Zionism, Anti-Semitism, and the Post-Biden…

Zionism, Anti-Semitism, and the Post-Biden Democratic Party

Seth Mandel for Commentary.org

In one of Joe Biden’s final interviews before he dropped out of the presidential race, Complex Networks’ Speedy Morman asked him: “Are you a Zionist?” It is not the first time Biden has been asked the question, though it’s not exactly a common question in national politics. Biden’s answer hadn’t changed: “Yes.”

The president then said that people who love to make trouble for Zionists don’t know what the word means. Do you, the president asked his interviewer with obvious relish, know what a Zionist is? Morman then vindicated Biden’s contempt for him on the spot by weaseling out a weak “I just ask questions, I don’t answer.”

Biden’s announcement on Sunday that he will be ending his political career after one term in the White House left me wondering: How would Kamala Harris answer that question if asked tomorrow? How would anybody else in the upper echelons of the president’s party, the keys to which he is now handing over, answer it?

The Democratic Party’s changing of the guard is almost certainly a milestone in American politics, a bold notch on the timeline marking a point of departure for the party’s approach to anti-Semitism and the Jewish state. The party’s standard bearer 24 hours ago considered himself a Zionist and routinely condemned—even if his administration took no appropriate action against—Jew-baiting mobs on campus. The party’s standard bearer today fears and admires those mobs for, in her preposterous words, “showing exactly what the human emotion should be, as a response to Gaza.”

Members of the Biden-Harris administration who resigned over the president’s support for Israel against Hamas see Harris’s succession in that light. Lily Call, a former Interior Department staffer and member of the virulently anti-Israel group IfNotNow, expressed hope that Harris might enact an arms embargo on Israel. “I’ve worked for Kamala, and I know she’ll do the right thing,” Call told Politico.

Josh Paul, who resigned as a State Department point man on weapons transfers because Biden insisted on arming our Mideast allies, told Politico that Harris will probably be better (i.e. more evenhanded in her treatment of Israel and Hamas) than Biden. As I explained in December, Paul displays a remarkably aggressive ignorance on all things Middle East, and seems to have been particularly radicalized by his misreading of a story about donkeys in Gaza. This is the other reason for concern: U.S. agencies are apparently littered with a combination of entitled but inexperienced activists and historically illiterate fame-chasers. Things can easily get out of hand without a president who knows how to say “no” to them.

Yesterday on CNN, John King noted that Pennsylvania Gov. Josh Shapiro is being considered as a potential running mate for Harris. The fact that Shapiro is Jewish—and not part of the self-hating AsAJew movement—means “there could be some risks in putting him on the ticket.” Progressives have been relying on token anti-Israel Jews willing to publicly renounce the Jewish people.
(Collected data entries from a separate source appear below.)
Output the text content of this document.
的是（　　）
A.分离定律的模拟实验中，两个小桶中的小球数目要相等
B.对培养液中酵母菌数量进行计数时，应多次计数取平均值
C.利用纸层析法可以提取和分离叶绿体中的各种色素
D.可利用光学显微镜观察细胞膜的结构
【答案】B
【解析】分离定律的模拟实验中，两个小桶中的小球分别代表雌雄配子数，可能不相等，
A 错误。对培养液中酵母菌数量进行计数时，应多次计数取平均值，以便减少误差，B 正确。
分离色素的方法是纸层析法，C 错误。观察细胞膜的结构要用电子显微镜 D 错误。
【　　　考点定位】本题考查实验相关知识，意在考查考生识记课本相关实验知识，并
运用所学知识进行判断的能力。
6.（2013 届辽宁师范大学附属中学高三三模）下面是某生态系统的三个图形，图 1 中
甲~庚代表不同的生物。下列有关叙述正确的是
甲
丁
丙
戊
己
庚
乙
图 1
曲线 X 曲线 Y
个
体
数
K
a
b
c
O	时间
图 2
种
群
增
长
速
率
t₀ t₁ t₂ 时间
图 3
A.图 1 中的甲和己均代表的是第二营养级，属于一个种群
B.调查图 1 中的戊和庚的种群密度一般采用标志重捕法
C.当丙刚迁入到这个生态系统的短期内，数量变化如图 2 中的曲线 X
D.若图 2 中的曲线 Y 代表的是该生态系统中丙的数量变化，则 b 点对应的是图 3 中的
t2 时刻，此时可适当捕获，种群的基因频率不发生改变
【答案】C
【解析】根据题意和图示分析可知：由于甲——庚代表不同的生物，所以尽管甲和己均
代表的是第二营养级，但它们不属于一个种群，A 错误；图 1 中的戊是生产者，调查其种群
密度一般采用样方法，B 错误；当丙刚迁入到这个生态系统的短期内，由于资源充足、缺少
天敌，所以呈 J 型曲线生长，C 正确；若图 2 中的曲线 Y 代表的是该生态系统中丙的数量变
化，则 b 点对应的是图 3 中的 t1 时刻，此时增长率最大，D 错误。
Shapiro does not appear to have the appetite to do so. King is therefore correct.

King is also correct to reject euphemistic word games. Shapiro’s Jewishness would be a target of the progressive base’s ire, even if those voters tried to hide their ignobility by using the word “Zionist” as a proxy for “Jew.”

On July 9, Meta (formerly known as Facebook) announced it would be cracking down on this game. “Going forward, we will remove content attacking ‘Zionists’ when it is not explicitly about the political movement, but instead uses antisemitic stereotypes, or threatens other types of harm through intimidation, or violence directed against Jews or Israelis under the guise of attacking Zionists,” the company wrote on its site.

Zionism is at heart a simple position in favor of Jewish civil rights. Since 1948, anti-Zionism means the destruction of the Jewish nation. There isn’t actually any gray area here. We have indeed arrived at a moment when a politician’s Jewish faith is considered a mark against him. This, a mere quarter-century after Joe Lieberman was nominated as Al Gore’s vice presidential running mate.

Both the corporate and the political worlds have opened the door to this downhill trend. A major European airline removed from its in-flight entertainment menu a show about a British Jew—not an Israeli—because they were afraid it would upset customers and/or social-media activists. The review of a book by Jewish farmers was pulled because, the editor said, “In the current, rather febrile, atmosphere I think we need to give a wide berth to anything which references Jewish people and Judaism. It just isn’t worth the hassle that will ensue.”

We can expect the ceding of a degree of policy to any figure who is sensitive to the very loud and public tantrums of progressive activists. Whatever his faults, Joe Biden ignored them when those tantrums demanded the right to persecute Jews here or abroad. Those days are over, and what lies ahead is cause for trepidation.